Indian Institute of Technology(IIT) Madras, the University of North Texas and the US Army Research Laboratory researchers together have developed an engineered magnesium alloy which is being believed to replace aluminium and steel in automobile manufacturing, making them more fuel efficient.

According to the researchers, the current industrial application of the wrought magnesium alloy in framing components are very limited due to their poor strength, yield strength asymmetry, poor ductility and lack of high strain rate superplasticity, despite of being two third of the density of the aluminium and one third of the density of the steel. 

Associate Professor of the Mechanical Department of IIT Madras, Mr. Sushanta Kumar Panigrahi said that the engineered magnesium alloy is strong, highly ductile and its high strain superplasticity can somehow reduce the overall manufacturing time, cost and efforts.

He also added that due to the lightweight of the material, it will help in lowering the carbon footprint of the vehicle. Along with that it will increase the fuel efficiency of the manufactured vehicles.

He also said, “ Taking into account the convincing requirements for affordable utilization of scarce energy resources and to control the carbon emissions of automobiles and aviation units, manufacturers are searching for an alternative advanced light-weight structural materials, where the wrought magnesium alloy can be a future resource. 

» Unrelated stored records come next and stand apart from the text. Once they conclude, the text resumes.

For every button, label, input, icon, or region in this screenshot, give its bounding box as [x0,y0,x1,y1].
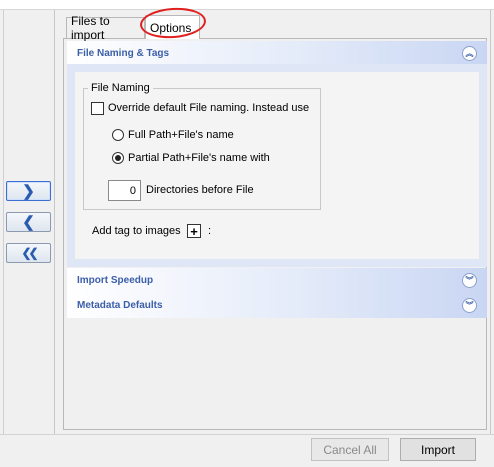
directories-label: Directories before File [146,184,254,196]
radio-partial-path[interactable] [112,152,124,164]
override-label: Override default File naming. Instead us… [108,102,310,114]
section-metadata-defaults-header[interactable]: Metadata Defaults ︾ [67,293,487,318]
cancel-all-label: Cancel All [323,442,377,457]
expand-icon[interactable]: ︾ [462,298,477,313]
directories-count-value: 0 [129,184,136,197]
override-checkbox[interactable] [91,102,104,115]
tab-options-label: Options [150,20,192,35]
double-chevron-left-icon: ❮❮ [21,246,38,260]
move-right-button[interactable]: ❯ [6,181,51,201]
chevron-right-icon: ❯ [22,182,35,200]
section-title: Metadata Defaults [77,300,163,311]
radio-full-path[interactable] [112,129,124,141]
add-tag-colon: : [208,225,212,237]
chevron-left-icon: ❮ [22,213,35,231]
add-tag-label: Add tag to images [92,225,181,237]
window-top-strip [0,0,494,10]
partial-path-label: Partial Path+File's name with [128,152,270,164]
group-title: File Naming [88,82,153,94]
section-file-naming-header[interactable]: File Naming & Tags ︽ [67,41,487,66]
import-label: Import [420,442,455,457]
move-left-button[interactable]: ❮ [6,212,51,232]
cancel-all-button[interactable]: Cancel All [311,438,389,461]
right-border [490,10,491,434]
section-title: Import Speedup [77,275,154,286]
import-button[interactable]: Import [400,438,476,461]
collapse-icon[interactable]: ︽ [462,46,477,61]
section-import-speedup-header[interactable]: Import Speedup ︾ [67,268,487,293]
tab-files-to-import[interactable]: Files to import [66,14,145,42]
section-title: File Naming & Tags [77,48,170,59]
tab-options[interactable]: Options [145,15,200,39]
full-path-label: Full Path+File's name [128,129,234,141]
add-tag-button[interactable]: + [187,224,201,238]
directories-count-input[interactable]: 0 [108,180,141,201]
radio-selected-dot [115,155,121,161]
move-all-left-button[interactable]: ❮❮ [6,243,51,263]
tab-files-label: Files to import [71,14,110,42]
plus-icon: + [190,223,198,239]
expand-icon[interactable]: ︾ [462,273,477,288]
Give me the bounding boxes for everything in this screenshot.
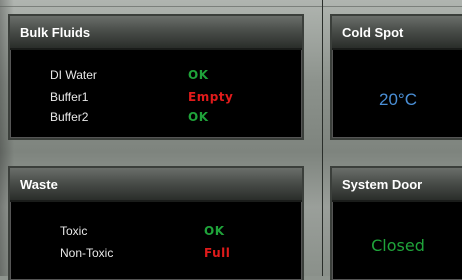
waste-header: Waste (10, 168, 302, 202)
cold-spot-header: Cold Spot (332, 16, 462, 50)
cold-spot-panel: Cold Spot 20°C (330, 14, 462, 140)
system-door-status: Closed (371, 236, 425, 255)
buffer2-label: Buffer2 (50, 110, 89, 124)
background-divider (322, 0, 323, 276)
toxic-status: OK (204, 224, 225, 238)
waste-panel: Waste Toxic OK Non-Toxic Full (8, 166, 304, 280)
buffer2-status: OK (188, 110, 209, 124)
system-door-panel: System Door Closed (330, 166, 462, 280)
buffer1-status: Empty (188, 90, 234, 104)
di-water-label: DI Water (50, 68, 97, 82)
background-line (0, 6, 462, 7)
cold-spot-temperature: 20°C (379, 90, 417, 109)
buffer1-label: Buffer1 (50, 90, 89, 104)
bulk-fluids-header: Bulk Fluids (10, 16, 302, 50)
bulk-fluids-panel: Bulk Fluids DI Water OK Buffer1 Empty Bu… (8, 14, 304, 140)
di-water-status: OK (188, 68, 209, 82)
non-toxic-status: Full (204, 246, 231, 260)
system-door-header: System Door (332, 168, 462, 202)
non-toxic-label: Non-Toxic (60, 246, 114, 260)
toxic-label: Toxic (60, 224, 88, 238)
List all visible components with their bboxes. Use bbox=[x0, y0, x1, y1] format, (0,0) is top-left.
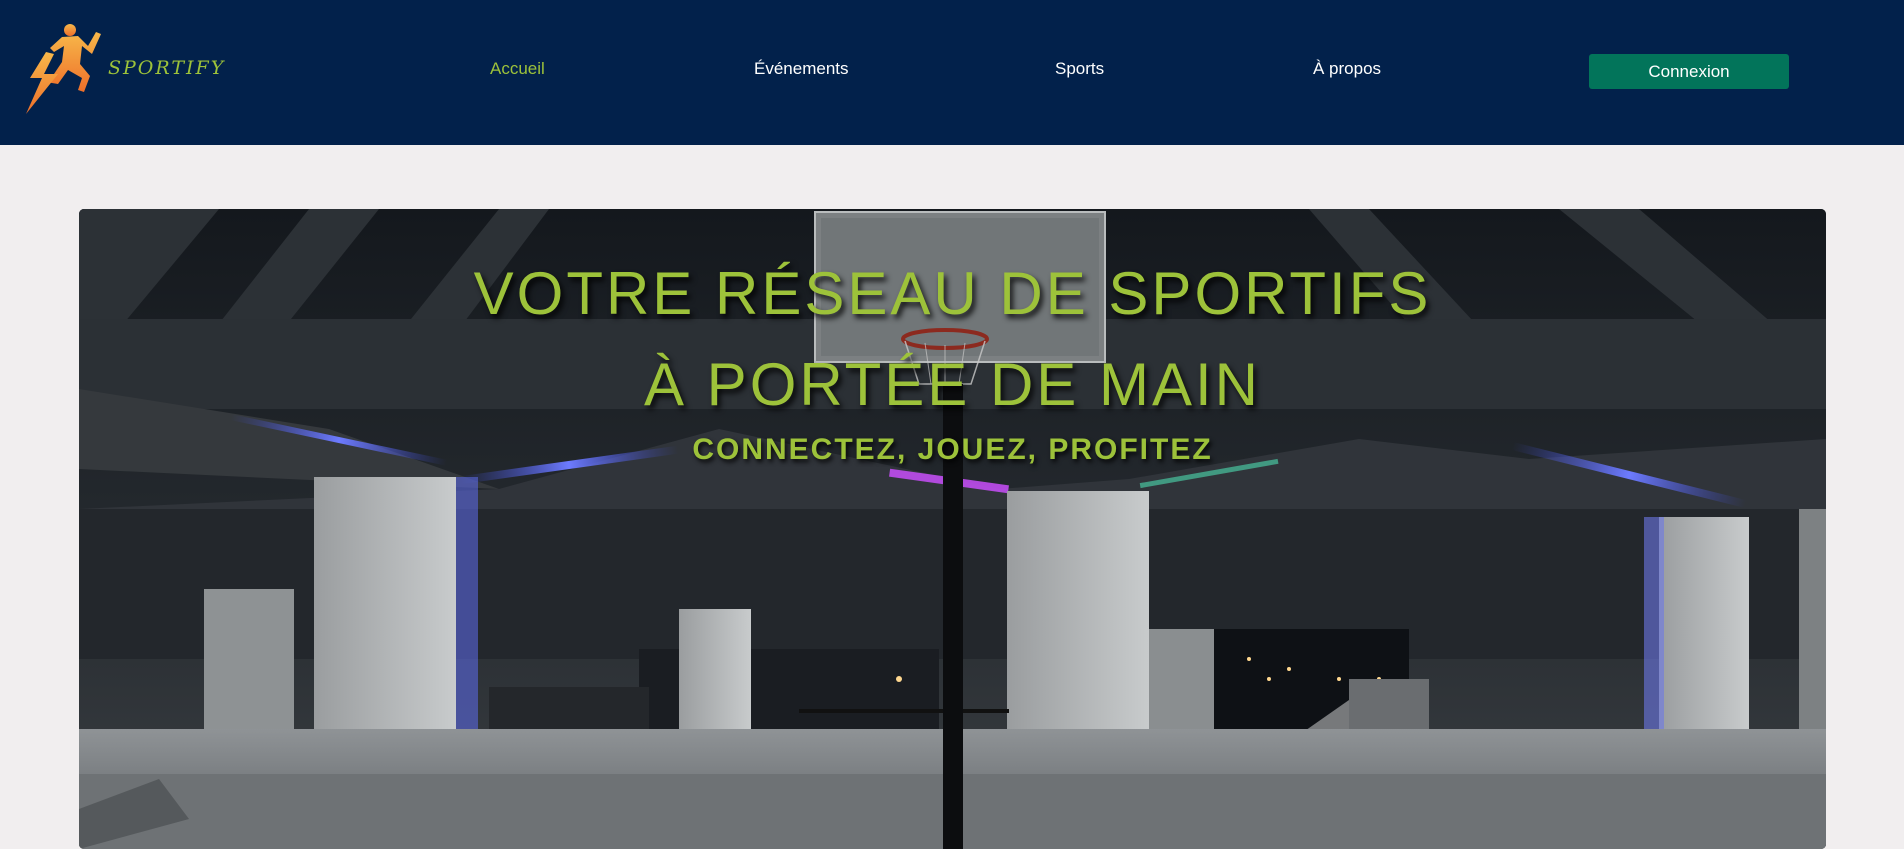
login-button[interactable]: Connexion bbox=[1589, 54, 1789, 89]
hero-title-line1: VOTRE RÉSEAU DE SPORTIFS bbox=[473, 260, 1432, 327]
runner-lightning-icon bbox=[26, 24, 101, 114]
nav-home[interactable]: Accueil bbox=[490, 59, 545, 79]
nav-events[interactable]: Événements bbox=[754, 59, 849, 79]
site-header: SPORTIFY Accueil Événements Sports À pro… bbox=[0, 0, 1904, 145]
hero-title-line2: À PORTÉE DE MAIN bbox=[643, 351, 1261, 418]
hero-banner: VOTRE RÉSEAU DE SPORTIFS À PORTÉE DE MAI… bbox=[79, 209, 1826, 849]
logo-text: SPORTIFY bbox=[108, 57, 226, 79]
nav-sports[interactable]: Sports bbox=[1055, 59, 1104, 79]
nav-about[interactable]: À propos bbox=[1313, 59, 1381, 79]
hero-subtitle: CONNECTEZ, JOUEZ, PROFITEZ bbox=[692, 433, 1213, 466]
sportify-logo[interactable]: SPORTIFY bbox=[24, 22, 223, 118]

This Research has also been published in the reputed journal named “Material Research Letters”.

Magnesium Alloy containing rare Earth materials like Gadolinium(Gd), Yttrium(Y) and Zirconium(Zr) were used by the researchers to conduct a thermomechanical processing technique to obtain an ultrafine-grained version of this alloy.

Thereafter, the team engineered the nano-precipitates and thermally stable nano metallic compound in the ultra-fined magnesium alloy, which led the team to achieve the highest combination of strength ductility and the highest strain rate superplasticity among all the magnesium alloy present till date on Earth.

The team of researchers said that they are now constantly trying to increase the load bearing capacity of the alloy through microstructural engineering and metal processing. 

After this achievement, the team is now going to apply the same strategy to other magnesium and metallic alloys with an intention to find the highly efficient and strong material with better performance.